Beware the 'Facebook Effect' when service-orienting information technology

Experiences seen with Facebook provide a fair warning to shared-service providers in enterprises.
Written by Joe McKendrick, Contributing Writer

JP Morgenthal, who has been pouring healthy doses of reality checks into the SOA zeitgeist for a number of years now, says he has been seeing the beginnings of a disturbing trend as of late: developers and users alike stuck with an irretractable service, in which interfaces and other services have grown deep roots.

JP calls this the "Facebook Effect." Essentially, while comparable or better alternatives may exist for various services on the online market, "Facebook, as a service, is seemingly entrenched to a point where it cannot be unseated." The net result, as JP puts it:

"The user has invested in customizing the service to a point where it is extremely painful to recreate in a completely separate service."

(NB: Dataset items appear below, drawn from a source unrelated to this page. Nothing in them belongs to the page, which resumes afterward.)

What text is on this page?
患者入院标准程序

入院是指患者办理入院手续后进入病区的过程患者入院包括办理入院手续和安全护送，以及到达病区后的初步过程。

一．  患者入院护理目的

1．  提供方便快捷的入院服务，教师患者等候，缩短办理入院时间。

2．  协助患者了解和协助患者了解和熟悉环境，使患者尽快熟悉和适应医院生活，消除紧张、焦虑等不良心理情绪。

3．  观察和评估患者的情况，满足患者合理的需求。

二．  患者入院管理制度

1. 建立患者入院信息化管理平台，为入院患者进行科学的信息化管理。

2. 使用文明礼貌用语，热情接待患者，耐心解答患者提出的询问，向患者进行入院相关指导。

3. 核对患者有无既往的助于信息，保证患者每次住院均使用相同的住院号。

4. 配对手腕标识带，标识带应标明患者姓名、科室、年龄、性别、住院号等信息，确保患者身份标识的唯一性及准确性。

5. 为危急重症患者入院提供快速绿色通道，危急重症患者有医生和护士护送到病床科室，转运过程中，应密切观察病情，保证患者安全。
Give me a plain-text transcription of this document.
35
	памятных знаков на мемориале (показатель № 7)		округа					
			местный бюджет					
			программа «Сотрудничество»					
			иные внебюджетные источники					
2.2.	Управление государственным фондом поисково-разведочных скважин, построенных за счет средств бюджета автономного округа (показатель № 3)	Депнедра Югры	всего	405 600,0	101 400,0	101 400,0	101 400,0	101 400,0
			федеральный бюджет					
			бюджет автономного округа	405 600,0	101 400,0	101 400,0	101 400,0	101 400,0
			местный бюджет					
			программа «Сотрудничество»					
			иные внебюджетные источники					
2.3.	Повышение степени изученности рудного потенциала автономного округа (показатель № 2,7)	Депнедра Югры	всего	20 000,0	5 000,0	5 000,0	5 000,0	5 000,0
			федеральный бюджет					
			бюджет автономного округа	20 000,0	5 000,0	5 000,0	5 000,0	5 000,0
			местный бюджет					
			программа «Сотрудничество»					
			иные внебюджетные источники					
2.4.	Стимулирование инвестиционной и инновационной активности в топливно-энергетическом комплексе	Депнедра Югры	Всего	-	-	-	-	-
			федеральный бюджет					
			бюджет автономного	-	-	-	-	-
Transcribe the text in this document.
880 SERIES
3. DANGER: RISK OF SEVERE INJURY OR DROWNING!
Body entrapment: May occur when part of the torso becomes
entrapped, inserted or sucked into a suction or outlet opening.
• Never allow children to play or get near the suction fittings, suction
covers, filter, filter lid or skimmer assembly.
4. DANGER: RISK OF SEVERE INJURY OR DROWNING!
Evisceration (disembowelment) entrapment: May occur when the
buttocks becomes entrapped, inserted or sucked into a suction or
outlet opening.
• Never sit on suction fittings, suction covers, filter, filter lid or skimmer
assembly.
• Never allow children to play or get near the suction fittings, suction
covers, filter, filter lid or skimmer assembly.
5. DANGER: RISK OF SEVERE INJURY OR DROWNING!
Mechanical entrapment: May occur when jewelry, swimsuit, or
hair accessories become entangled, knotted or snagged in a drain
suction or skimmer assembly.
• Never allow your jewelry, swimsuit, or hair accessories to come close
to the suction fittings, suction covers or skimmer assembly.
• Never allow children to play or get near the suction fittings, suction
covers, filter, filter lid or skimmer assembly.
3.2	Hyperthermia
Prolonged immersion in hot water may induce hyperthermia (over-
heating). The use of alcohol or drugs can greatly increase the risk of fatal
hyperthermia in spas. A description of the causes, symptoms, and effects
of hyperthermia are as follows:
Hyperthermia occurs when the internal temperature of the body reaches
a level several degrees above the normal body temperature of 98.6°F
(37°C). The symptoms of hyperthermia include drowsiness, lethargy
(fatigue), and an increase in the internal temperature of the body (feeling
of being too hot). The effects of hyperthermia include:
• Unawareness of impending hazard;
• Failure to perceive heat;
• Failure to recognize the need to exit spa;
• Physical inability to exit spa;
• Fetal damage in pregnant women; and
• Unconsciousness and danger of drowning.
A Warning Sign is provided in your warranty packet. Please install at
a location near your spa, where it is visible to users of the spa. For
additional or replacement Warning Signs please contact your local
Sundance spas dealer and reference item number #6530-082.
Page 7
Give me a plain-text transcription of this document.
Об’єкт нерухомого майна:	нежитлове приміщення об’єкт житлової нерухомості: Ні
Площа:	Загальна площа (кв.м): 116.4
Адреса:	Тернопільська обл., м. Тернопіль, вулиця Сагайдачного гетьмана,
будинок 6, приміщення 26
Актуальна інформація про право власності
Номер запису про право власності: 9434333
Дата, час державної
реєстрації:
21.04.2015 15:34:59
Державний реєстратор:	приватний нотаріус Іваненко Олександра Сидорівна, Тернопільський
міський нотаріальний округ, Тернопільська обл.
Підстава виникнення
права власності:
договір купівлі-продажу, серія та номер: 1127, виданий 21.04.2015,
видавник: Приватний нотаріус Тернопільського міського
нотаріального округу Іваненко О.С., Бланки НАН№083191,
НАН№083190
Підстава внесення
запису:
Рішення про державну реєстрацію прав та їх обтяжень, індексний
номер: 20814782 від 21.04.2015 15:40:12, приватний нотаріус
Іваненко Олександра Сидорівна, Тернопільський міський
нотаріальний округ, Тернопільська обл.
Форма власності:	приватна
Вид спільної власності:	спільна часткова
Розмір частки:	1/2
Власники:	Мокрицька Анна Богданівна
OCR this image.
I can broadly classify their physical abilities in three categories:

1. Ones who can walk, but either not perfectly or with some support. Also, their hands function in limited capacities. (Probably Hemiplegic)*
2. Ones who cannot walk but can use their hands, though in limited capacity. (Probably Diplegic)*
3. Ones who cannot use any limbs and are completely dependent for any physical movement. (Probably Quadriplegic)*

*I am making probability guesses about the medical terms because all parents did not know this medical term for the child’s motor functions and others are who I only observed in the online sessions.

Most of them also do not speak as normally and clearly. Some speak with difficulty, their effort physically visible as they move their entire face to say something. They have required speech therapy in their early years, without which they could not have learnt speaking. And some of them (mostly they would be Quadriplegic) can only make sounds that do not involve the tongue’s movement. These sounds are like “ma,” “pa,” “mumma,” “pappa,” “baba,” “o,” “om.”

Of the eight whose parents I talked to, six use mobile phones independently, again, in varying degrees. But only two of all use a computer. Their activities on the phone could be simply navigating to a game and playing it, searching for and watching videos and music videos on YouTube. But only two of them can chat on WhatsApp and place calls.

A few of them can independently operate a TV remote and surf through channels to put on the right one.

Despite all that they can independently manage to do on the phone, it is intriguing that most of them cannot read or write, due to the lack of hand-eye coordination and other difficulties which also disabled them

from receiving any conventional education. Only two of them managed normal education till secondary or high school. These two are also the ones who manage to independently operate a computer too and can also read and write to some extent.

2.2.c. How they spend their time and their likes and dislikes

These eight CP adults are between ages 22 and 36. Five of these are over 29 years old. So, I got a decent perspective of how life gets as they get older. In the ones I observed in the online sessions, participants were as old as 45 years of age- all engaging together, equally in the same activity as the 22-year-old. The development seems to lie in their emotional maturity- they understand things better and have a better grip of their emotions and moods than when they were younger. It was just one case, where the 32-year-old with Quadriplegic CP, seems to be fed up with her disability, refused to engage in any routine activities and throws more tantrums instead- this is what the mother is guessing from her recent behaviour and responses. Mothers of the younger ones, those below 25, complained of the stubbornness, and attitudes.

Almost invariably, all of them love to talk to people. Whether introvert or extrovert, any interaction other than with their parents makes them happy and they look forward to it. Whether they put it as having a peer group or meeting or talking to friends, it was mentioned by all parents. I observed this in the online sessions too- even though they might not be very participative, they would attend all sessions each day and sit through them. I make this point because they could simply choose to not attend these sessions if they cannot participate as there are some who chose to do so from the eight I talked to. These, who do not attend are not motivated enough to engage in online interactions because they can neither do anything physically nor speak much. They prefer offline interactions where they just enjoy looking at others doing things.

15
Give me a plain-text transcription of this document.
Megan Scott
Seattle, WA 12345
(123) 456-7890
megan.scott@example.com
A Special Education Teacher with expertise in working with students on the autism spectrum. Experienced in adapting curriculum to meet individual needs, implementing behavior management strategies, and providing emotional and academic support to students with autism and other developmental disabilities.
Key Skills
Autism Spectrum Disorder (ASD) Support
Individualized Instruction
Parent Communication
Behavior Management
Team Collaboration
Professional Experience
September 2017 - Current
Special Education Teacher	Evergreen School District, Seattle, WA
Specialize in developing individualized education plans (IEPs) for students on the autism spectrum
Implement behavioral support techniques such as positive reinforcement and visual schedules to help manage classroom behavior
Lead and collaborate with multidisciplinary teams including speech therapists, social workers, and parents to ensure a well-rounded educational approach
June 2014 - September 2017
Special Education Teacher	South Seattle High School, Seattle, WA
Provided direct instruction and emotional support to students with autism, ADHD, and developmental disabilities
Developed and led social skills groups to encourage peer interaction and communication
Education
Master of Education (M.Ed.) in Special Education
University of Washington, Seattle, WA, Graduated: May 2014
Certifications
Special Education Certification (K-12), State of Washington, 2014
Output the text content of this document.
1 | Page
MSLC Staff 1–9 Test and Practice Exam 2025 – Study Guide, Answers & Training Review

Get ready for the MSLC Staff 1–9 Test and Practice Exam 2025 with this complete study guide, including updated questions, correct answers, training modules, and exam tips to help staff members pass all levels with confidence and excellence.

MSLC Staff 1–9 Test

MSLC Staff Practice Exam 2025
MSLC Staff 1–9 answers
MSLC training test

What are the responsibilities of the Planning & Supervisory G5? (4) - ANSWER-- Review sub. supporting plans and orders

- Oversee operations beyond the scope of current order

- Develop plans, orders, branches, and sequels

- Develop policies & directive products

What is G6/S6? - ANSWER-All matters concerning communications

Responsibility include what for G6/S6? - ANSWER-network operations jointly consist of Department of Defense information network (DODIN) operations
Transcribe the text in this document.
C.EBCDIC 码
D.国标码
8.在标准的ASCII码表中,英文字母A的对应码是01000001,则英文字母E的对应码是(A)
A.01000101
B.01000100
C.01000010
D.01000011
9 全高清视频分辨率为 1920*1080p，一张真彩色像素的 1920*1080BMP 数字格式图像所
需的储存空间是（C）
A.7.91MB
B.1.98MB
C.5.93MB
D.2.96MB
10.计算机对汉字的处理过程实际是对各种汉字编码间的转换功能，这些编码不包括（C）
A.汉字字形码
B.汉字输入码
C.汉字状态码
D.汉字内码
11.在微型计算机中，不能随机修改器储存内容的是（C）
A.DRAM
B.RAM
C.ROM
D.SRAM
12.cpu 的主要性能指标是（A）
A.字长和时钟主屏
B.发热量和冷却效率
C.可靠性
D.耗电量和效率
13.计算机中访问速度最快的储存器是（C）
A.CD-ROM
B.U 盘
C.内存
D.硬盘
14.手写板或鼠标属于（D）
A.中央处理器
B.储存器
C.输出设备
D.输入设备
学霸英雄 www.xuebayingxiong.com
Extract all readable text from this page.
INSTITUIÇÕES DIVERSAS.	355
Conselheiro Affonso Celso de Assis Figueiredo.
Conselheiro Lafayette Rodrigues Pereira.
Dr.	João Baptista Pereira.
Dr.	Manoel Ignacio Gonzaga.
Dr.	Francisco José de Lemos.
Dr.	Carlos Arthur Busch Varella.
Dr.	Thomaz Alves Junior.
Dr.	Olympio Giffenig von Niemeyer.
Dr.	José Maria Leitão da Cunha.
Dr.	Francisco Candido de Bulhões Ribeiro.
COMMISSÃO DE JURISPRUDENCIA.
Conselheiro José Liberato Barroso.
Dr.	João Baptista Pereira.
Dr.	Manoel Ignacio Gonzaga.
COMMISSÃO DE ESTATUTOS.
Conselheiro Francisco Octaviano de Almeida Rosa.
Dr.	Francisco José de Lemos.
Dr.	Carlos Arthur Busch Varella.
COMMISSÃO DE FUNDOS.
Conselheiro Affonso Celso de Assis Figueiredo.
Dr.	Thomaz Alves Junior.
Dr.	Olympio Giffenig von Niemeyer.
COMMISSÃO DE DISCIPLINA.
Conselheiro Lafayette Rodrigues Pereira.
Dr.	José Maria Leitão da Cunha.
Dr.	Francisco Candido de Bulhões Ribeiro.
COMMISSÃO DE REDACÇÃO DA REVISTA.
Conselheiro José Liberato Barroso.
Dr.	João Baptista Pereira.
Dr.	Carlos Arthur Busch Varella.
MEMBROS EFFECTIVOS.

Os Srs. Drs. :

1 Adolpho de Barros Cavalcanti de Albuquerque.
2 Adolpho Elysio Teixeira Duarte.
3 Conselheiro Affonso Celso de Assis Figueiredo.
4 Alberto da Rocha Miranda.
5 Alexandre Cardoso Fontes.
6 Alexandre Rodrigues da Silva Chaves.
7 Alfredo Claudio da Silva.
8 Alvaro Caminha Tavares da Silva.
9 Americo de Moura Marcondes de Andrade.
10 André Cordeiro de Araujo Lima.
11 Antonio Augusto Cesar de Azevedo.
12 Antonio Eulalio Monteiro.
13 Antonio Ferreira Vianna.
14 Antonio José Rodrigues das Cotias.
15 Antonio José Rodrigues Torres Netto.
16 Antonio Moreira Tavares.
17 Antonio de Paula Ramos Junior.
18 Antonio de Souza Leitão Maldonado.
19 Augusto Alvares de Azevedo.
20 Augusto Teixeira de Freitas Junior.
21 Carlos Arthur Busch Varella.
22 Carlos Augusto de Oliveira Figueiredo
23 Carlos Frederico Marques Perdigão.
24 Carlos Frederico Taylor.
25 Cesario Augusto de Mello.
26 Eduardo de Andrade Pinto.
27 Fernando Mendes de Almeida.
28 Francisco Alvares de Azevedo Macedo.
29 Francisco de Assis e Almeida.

As the service foundation within an enterprise matures and gains traction, "users will start to invest their time in building connections with and automating their processes around the service. This will greatly limit enterprise IT’s ability to arbitrarily change the service in a way that impacts the user."

Building a highly adaptable shared-service layer -- in which any and all interfaces and services can be swapped out on a moment's notice -- has always been the ultimate ideal of SOA. Of course, most organizations, saddled with various vendors' platforms and legacy and post-legacy systems, aren't there yet. And, as outside-the-firewall cloud-based services get mixed into the equation, lock-in -- be it with a vendor or with a particular class of services -- becomes even more of an issue. Many cloud engagements, in fact, may be easy to get into, but incredibly messy and expensive to back out of.

With most Facebook apps, it's just an inconvenience for the consumer to make a switch, with no real money lost. With critical business processes hooked to one service or another, it's a different story. That's why good enterprise architecture and planning really make a difference.